A multitude of sites now actively try to make their material go “viral,” but most attempts fail because it’s almost impossible to predict how any given thing will play on social media. And while true virality can’t be engineered, it is possible to stack the deck. The Islamic State has done so expertly. It’s massive investment in social media, including a team of roughly 2,000 dedicated accounts tweeting in a coordinated manner, succeeds primarily because it generates just barely enough activity to get the attention of the mainstream media, which then creates the perception that IS has a larger base of supporters than it does. IS’ advantage comes from its ability to bridge the space between a social network and network news, a leap fueled largely by its extreme sadism and its choice of media-friendly victims.

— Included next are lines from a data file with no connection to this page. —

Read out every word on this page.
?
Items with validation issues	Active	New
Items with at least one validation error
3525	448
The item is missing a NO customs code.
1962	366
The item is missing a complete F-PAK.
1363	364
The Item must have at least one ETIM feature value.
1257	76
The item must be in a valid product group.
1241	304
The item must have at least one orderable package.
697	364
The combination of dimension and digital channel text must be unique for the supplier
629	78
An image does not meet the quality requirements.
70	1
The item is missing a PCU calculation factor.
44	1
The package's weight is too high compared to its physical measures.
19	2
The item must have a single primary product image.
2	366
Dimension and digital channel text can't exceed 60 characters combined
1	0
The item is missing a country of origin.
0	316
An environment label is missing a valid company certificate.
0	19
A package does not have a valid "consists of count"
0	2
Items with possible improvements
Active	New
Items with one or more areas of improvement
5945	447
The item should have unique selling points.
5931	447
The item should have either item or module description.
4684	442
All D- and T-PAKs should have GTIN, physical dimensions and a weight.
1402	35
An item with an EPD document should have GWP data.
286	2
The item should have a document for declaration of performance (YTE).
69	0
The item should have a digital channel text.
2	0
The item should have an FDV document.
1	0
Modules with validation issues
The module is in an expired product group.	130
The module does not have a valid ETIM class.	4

There’s a pretty substantial presence of ISIS supporters on Twitter and their content continues to be available, but they’ve lost the ability to broadcast that content out into a wider audience and that’s a pretty significant change.
J.M Berger, a research fellow at the Brookings Institution
Groups like IS will increasingly try to force their agenda on the interconnected world, using technical trickery and media gamesmanship to create the appearance of strength. While they might get lucky now and then, this is ultimately a losing game, experts say, since the audience will soon begin to see the exaggeration. Even at their peak, ISIS beheading videos never performed at a level comparable to #BringBackOurGirls. The group may stumble on to a truly viral sensation by chance, or through practice, but its daily process is plodding and methodical, patiently racking up gains on a scale of dozens, not millions.